In this monograph, the author attempts to show the unity of the Bible (presupposed by canonical criticism) and how Revelation completes the ‘biblical story’ (p. 139). Since canon criticism involves selecting a particular canonical text, Tõniste chooses the Protestant canon, claiming that the NT part of which has existed since Athanasius’ Festal Letter of 367 ce (pp. 15–16). However, her claim that the canonization of the NT is usually dated to 367 ce (p. 84, n. 8) is completely mistaken. Though canonical criticism involves the OT and NT in tandem, she omits to mention that the Protestant 39 book OT was a Reformation innovation, since the Catholic 46 book OT dominated the Western church until the sixteenth century. The OT of Athanasius had 46 books, as did the canonical lists of the local Councils of Hippo and Carthage (393 and 397 ce) and the later ecumenical Councils of Florence and Trent (1442 and 1546 ce). The 27 book NT was not universal: Codex Alexandrinus (fifth century ce) includes 1–2 Clement in the NT.

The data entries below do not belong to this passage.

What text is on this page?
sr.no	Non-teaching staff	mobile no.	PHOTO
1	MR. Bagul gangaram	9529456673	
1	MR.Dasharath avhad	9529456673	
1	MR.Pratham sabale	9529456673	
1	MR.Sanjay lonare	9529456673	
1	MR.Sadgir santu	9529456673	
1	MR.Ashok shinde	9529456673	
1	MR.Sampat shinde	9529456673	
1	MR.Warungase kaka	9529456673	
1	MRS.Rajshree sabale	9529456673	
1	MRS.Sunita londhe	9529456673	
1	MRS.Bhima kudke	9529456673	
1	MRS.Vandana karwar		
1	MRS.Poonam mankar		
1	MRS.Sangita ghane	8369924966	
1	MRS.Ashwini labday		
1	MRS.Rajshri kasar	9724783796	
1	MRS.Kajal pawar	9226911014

Tõniste approaches canonical criticism through narrative criticism, which she argues has the potential of taking the theological unity of the canon seriously. She narrows this approach by focusing on intertextuality. Though fully aware of what intertextuality is, à la Kristeva and Barthes, she follows Richard Hays in understanding intertextuality in a very limited sense, i.e., actual citations and allusions to the OT in Revelation. This approach does not deserve to be labeled as intertextuality.

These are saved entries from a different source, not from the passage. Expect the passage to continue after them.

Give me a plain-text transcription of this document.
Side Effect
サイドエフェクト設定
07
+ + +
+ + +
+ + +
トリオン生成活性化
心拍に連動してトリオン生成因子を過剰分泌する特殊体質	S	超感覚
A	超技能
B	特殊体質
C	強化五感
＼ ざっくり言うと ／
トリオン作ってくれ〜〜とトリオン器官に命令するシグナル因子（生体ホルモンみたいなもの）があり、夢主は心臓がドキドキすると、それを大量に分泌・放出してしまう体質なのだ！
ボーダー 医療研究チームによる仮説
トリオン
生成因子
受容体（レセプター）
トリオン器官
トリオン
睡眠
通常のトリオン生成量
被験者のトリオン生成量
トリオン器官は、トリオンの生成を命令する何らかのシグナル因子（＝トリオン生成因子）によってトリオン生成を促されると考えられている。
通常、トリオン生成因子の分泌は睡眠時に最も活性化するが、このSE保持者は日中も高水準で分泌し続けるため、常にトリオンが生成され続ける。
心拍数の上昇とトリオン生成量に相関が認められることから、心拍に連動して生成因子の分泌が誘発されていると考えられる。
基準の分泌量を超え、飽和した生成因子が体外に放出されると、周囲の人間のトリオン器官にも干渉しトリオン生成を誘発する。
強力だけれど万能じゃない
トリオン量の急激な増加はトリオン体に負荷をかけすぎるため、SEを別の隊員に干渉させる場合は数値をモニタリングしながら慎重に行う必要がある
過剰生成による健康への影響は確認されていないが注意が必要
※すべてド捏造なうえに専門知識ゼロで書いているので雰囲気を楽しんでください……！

She concludes that Revelation is ‘a book of apocalyptic prophecy in an epistolary framework’ (pp. 50–1), though it is of course impossible to discuss genre without discussing non-canonical parallel forms (e.g., the Jewish apocalypses). In Tõniste’s discussion of the literary structure of Revelation (pp. 51–79), she makes no use of narrative criticism, but proposes only an outline of the contents of the book.
The two focal chapters of the book contain lengthy discussions of ‘Intertextual Vorbild of Revelation’ (pp. 81–131) and the focus of the monograph, ‘Revelation 21–22 as the Ending of the Canon’ (pp. 132–198). The first is essentially a general catalogue of the use of OT and NT texts in Revelation. The second is a more complex and detailed discussion of the myriad canonical influences on Revelation, which the author claims reveal the full meaning of the canon, since literary endings typically deal with closure. She concludes that a canonically and intertextually guided narrative reading of Revelation does not arrive at any earth-shattering theological revelations about the end of the world (p. 202).